New Zealand physicist

Roy Gordon Grainger (born 19 February 1962) is a New Zealand physicist. He is head of the Earth Observation Data Group in the Atmospheric, Oceanic and Planetary Physics Sub-Department at the University of Oxford and a Tutorial Fellow in Physics at St Hugh's College, Oxford.

==Education==
Grainger was educated at Auckland Grammar School before attending the University of Auckland to read physics. He gained a Doctorate in Atmospheric Physics on the subject of remote sensing of cloud properties, where his supervisor was Stuart Bradley. The title of his doctoral thesis was The calculation of cloud parameters from AVHRR data. He worked for a short time in UV research at the New Zealand Meteorological Service before taking up a post-doctoral position in the Physics Department in Oxford, where his research was focused on measurement of stratospheric aerosols using the ISAMS satellite instrument designed at Oxford.

In 1998, he returned to New Zealand to accept a Lectureship at the University of Canterbury, where he conducted new instrumental work to measure aerosol properties.

==Research==
Grainger is the Principal Investigator of the Optimal Retrieval of Aerosol and Cloud (ORAC) project, which is a community code to optimally estimate aerosol and cloud properties from satellite imagery, and was principally responsible for starting this project.

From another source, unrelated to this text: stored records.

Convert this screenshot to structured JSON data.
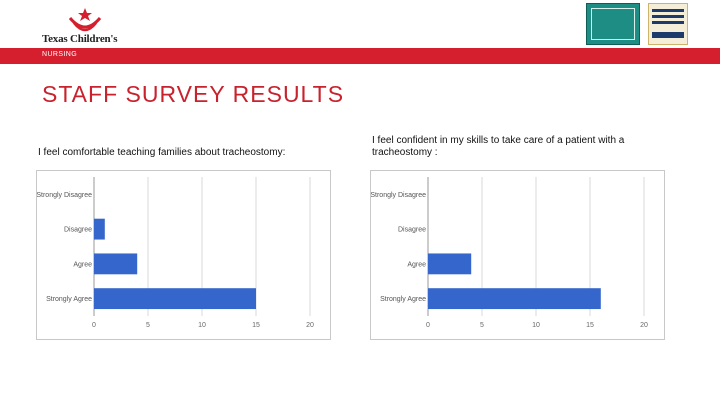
{
  "header": {
    "logo_text": "Texas Children's",
    "banner_label": "NURSING"
  },
  "page_title": "STAFF SURVEY RESULTS",
  "colors": {
    "brand_red": "#d51f2e",
    "title_red": "#c8222d",
    "bar_blue": "#3566cc"
  },
  "questions": [
    {
      "title": "I feel comfortable teaching families about tracheostomy:"
    },
    {
      "title": "I feel confident in my skills to take care of a patient with a tracheostomy :"
    }
  ],
  "chart_data": [
    {
      "type": "bar",
      "orientation": "horizontal",
      "categories": [
        "Strongly Disagree",
        "Disagree",
        "Agree",
        "Strongly Agree"
      ],
      "values": [
        0,
        1,
        4,
        15
      ],
      "xlim": [
        0,
        20
      ],
      "xticks": [
        0,
        5,
        10,
        15,
        20
      ],
      "grid": true
    },
    {
      "type": "bar",
      "orientation": "horizontal",
      "categories": [
        "Strongly Disagree",
        "Disagree",
        "Agree",
        "Strongly Agree"
      ],
      "values": [
        0,
        0,
        4,
        16
      ],
      "xlim": [
        0,
        20
      ],
      "xticks": [
        0,
        5,
        10,
        15,
        20
      ],
      "grid": true
    }
  ]
}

The Earth Observation Data Group which he heads is primarily interested in atmospheric trace gases and clouds (especially with regard to processes which control climate), and conducts satellite studies of atmospheric aerosols.

==Personal life==
Grainger lives in Oxford, England, and is the great-grandson of Alfred Henry Grainger, after whom Grainger Falls is named.